Today I felt anxiety and I didn’t know why. I felt frustrated and angry and like I didn’t know how to make a decision. It didn’t make sense to me, but I knew I didn’t feel good at all.
I decided to go meet Julie at the TRX class because my new goal is to get strong and fit and this class supposedly will kick my a double s. On the way to the gym, I just started to cry. I felt such a longing to be back in Holland and not where I was at that moment.
I didn’t know why exactly I was crying, but it was a big release. And as I cried I realized this was one of those moments of accepting what is and being aware of the hidden feelings I wasn’t acknowledging out loud and now they were coming out wet. Ahhh…. Social media is a great thing to help keep us connected, and this week I was feeling the sense of loss as and change and adapting and resettling and chaos and being fat all at once! That’s a lot to carry! Not really, but it was my instability at that moment and its ok and it’s real.

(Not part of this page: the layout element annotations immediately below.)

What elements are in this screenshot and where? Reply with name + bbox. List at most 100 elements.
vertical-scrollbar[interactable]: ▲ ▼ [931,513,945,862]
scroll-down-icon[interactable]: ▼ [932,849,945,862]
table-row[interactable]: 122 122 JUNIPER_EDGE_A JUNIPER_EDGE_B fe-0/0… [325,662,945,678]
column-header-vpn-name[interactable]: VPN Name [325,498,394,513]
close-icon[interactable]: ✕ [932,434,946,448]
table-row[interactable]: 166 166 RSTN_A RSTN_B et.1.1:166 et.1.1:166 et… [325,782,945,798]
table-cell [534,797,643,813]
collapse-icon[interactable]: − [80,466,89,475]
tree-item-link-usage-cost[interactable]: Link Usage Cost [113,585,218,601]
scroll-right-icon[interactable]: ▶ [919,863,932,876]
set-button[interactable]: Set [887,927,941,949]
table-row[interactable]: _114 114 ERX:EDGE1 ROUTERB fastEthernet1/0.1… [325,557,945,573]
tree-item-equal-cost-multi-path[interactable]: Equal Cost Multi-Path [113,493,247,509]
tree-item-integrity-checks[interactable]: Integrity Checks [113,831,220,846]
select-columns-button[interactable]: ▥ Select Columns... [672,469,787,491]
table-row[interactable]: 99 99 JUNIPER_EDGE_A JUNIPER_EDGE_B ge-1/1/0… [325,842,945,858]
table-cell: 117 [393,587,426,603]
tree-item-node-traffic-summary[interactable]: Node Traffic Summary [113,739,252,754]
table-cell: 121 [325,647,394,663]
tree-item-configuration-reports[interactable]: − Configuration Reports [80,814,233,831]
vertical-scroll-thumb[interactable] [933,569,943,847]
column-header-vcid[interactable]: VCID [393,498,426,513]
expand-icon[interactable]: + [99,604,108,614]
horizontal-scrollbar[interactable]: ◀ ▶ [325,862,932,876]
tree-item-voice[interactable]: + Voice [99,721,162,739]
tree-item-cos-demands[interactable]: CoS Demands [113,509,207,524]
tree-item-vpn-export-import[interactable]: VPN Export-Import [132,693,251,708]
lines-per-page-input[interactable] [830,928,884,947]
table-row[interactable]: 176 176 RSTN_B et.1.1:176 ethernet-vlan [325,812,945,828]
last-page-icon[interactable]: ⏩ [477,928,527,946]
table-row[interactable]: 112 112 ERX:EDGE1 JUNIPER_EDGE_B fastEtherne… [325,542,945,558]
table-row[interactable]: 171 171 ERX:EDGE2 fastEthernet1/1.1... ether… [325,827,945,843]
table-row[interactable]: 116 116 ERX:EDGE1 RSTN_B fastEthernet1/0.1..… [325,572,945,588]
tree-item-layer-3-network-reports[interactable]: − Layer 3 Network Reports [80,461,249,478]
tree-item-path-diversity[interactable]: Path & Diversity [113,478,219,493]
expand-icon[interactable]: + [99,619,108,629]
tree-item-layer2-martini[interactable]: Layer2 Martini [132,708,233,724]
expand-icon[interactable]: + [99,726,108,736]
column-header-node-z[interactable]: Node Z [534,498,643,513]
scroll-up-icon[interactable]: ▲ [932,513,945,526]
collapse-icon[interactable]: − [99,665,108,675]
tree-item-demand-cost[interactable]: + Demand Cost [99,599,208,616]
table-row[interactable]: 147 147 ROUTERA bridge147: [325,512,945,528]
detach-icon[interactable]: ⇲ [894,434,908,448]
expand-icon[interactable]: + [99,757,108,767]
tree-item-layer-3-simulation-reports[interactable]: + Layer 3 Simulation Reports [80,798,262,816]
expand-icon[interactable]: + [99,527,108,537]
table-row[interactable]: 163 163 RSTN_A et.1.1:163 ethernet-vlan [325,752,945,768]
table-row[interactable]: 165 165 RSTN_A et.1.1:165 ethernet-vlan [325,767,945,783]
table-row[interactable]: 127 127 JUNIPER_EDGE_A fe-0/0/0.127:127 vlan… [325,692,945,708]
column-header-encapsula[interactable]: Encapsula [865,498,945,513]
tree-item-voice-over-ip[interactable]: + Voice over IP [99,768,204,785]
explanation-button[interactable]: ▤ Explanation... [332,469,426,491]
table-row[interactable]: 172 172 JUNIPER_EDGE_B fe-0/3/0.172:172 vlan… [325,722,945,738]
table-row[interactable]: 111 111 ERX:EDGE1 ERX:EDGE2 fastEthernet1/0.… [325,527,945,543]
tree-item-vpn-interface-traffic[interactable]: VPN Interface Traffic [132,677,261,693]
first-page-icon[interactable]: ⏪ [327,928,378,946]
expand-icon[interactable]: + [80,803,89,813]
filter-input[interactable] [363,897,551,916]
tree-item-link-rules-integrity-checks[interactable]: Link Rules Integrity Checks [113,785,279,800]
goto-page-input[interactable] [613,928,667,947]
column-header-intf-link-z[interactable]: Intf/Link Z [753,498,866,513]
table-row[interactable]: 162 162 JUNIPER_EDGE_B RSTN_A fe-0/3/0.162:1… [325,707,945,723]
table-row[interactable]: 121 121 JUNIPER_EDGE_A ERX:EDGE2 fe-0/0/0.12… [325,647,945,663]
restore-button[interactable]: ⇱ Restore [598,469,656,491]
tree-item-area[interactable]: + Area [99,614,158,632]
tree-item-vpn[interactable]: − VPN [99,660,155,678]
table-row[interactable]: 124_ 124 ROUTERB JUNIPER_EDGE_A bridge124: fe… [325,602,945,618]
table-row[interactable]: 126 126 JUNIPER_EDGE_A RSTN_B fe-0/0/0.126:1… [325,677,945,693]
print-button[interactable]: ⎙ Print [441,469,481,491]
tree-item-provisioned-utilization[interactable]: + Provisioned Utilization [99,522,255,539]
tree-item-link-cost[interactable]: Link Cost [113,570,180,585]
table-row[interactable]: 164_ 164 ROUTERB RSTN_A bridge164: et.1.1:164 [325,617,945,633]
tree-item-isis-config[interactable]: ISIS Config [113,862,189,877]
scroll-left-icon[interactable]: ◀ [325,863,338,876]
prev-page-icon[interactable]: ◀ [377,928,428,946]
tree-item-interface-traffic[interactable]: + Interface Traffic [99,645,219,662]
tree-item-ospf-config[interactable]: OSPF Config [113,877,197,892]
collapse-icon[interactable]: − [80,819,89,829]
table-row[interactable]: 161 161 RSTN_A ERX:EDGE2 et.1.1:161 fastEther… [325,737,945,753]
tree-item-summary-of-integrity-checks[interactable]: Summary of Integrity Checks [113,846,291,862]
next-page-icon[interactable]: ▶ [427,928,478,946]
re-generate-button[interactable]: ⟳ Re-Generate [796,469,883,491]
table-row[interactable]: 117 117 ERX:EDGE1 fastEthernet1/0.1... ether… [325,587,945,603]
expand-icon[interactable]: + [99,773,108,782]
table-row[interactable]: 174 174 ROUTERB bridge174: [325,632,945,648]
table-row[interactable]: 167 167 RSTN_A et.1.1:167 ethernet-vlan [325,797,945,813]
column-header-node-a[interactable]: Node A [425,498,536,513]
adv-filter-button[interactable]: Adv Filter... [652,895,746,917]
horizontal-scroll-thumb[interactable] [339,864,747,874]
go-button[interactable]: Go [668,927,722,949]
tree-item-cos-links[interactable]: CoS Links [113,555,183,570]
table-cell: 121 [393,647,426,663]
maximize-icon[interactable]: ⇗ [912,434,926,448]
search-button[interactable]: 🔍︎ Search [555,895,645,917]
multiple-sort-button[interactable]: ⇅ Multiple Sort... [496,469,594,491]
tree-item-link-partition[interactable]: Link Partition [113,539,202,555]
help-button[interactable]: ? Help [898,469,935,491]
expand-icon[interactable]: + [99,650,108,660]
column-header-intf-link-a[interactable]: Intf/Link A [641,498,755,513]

I miss my girlfriends in Holland. I miss seeing everyone in the cafeteria. I missed the dance party in Vondel Park. I miss chatting with Barbara and doing yoga with Jen and biking with Patti Beth and sleepovers with Joseine’s kids, and meeting up for ice cream with Jen and Carolyn and Patty and holding Amy’s baby and waiting for the bus with Lauren and Karina and Jen and PB and on and on and on. And I miss the white swans in my canal, and I realized that when Christine acknowledged the differences in pelicans and swans and feeling out of place when she commented on my picture on Facebook. That was the trigger, along with the pictures and status updates from my friends in Amsterdam.
Christine acknowledged what I wasn’t saying. She was aware of my sense of loss and place and belonging to two worlds now and that it is ok. I’m just adapting and today was a struggle. She saw that I accept the beauty and gifts that surround me now but that doesn’t negate that I feel a bit lost in the transition.
Lenka also helped me feel and acknowledge this yesterday when I ran into her at Costco. Se said I’ll probably feel this way for a long time and that I might always feel a sense of loss. I think she might be right and that’s ok too. I am so thankful for the experience and it has changed me. I just don’t know how to process all the changes just yet. In time I will. I’m just in it right now. And when you’re in the process of change, you have to keep looking forward and dream new dreams. Like getting fit!
So I wiped off my tears and accepted a hug from Julie who also understands what it is like to be from two places and went on with my butt kicking TRX class followed by a good stretching and balancing and breathing yoga class.
And all was well again. I felt strong and balanced and relaxed and ready to go again and ready to feel and be alive and happy in this moment, despite the chaos and uncertainty. I chatted with my sister on the way home and made a lunch and shopping date with my mama who is still in town. I am thankful for the gift of time with her, right here, right now.